Un formateur doit être évité si

Ils exagèrent les résultats et les réalisations de leurs clients et d’eux-mêmes (perte de 20 kg en un mois, abdos cubes en 5 séances d’entraînement). Un mauvais formateur tente de vous attirer avec des résultats rapides et n’ose pas vous parler de délais réalistes (possibles), qui sont généralement longs.

Ils ne s’intéressent pas à vos véritables objectifs lorsque vous venez au gymnase. Oui, tout le monde veut améliorer son corps, mais le travail doit être construit autour de la motivation initiale du client. En d’autres termes, le coach doit aider le client à réaliser ce qu’il veut, et non ce que le coach lui-même pense être « bien » ou « mal ».
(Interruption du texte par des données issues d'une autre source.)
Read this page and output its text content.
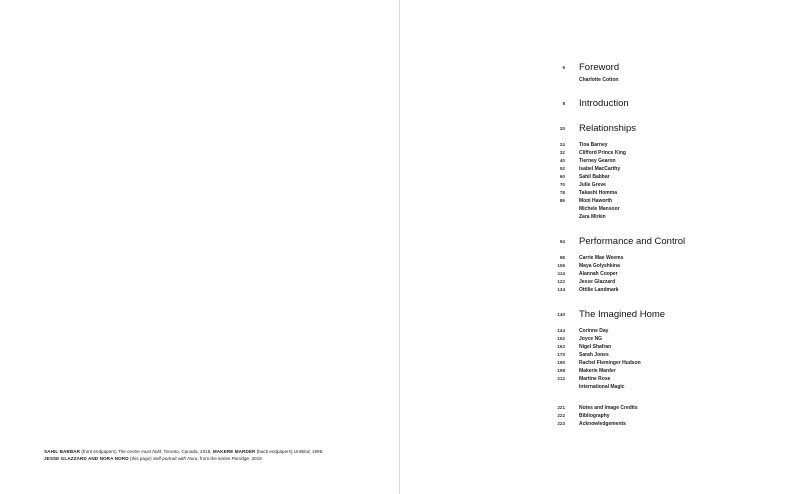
SAHIL BABBAR (front endpapers) The centre must hold, Toronto, Canada, 2018. MAKERE MARDER (back endpapers) Untitled, 1998.
JESSE GLAZZARD AND NORA NORD (this page) Self-portrait with Nora, from the series Porridge, 2019
6 Foreword
Charlotte Cotton
8 Introduction
20 Relationships
24	Tina Barney
32	Clifford Prince King
40	Tierney Gearon
52	Isabel MacCarthy
60	Sahil Babbar
70	Julie Greve
78	Takashi Homma
86	Moni Haworth
Michele Mansoor
Zara Mirkin
94 Performance and Control
98	Carrie Mae Weems
106	Maya Golyshkina
114	Alannah Cooper
122	Jesse Glazzard
134	Ottilie Landmark
140 The Imagined Home
144	Corinne Day
152	Joyce NG
162	Nigel Shafran
170	Sarah Jones
190	Rachel Fleminger Hudson
198	Makerie Marder
212	Martine Rose
International Magic
221	Notes and Image Credits
222	Bibliography
223	Acknowledgements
Guérir tout le monde, réparer tout le monde, aider dans toutes les directions. Un bon spécialiste a généralement une spécialisation assez étroite, peut-être 2 ou 3 secteurs. Si un entraîneur est immédiatement prêt à vous enseigner les étirements, la musculation, la boxe, le triathlon et s’il est également prêt à faire office de médecin, vous devriez y réfléchir à deux fois.

Son style de communication est dominé par l’absolutisme (toujours, jamais, etc.) et il rejette les probabilités (parfois, presque toujours, presque jamais).

Il n’étaye pas ses déclarations par des données scientifiques, des recherches, etc. Il pose plus souvent la question : « Comment pouvez-vous le prouver ?

Se moque ou réagit agressivement aux opinions contraires sans les argumenter d’aucune manière.

Ne peut pas expliquer pourquoi il/elle utilise une méthode particulière, pourquoi il/elle pense qu’elle est plus efficace pour vous.

Vous donne un régime strict, un programme à suivre, sans poser de questions (sauf, bien sûr, si vous le demandez), au lieu d’expliquer les principes et de rendre le processus plus souple et varié. Un bon formateur introduit souvent les mots « si », « alors », « dans ce cas », etc. dans le processus de formation.

La peur d’admettre ses erreurs, de changer d’opinion si elle a été contredite par la recherche. Bien qu’il s’agisse d’un processus normal, car la science ne reste pas immobile.

N’explique pas les principes du dosage pendant l’entraînement et ne tient pas compte du niveau actuel de fatigue pendant l’entraînement.

Il ne vérifie pas votre technique, est plongé dans son téléphone, sort sans prévenir, ne vous protège pas.

Ne s’intéresse pas à votre santé, à votre état émotionnel, aux facteurs externes (sommeil, stress, etc.) qui peuvent affecter le processus d’entraînement.

Spécule sur l’expérience, les antécédents, le nombre de clients pour montrer son autorité.

Discute des autres concurrents et les présente sous un jour négatif ou parle de leur vie personnelle, ainsi que de la vie personnelle des autres clients, de leurs revenus, de leurs problèmes, etc.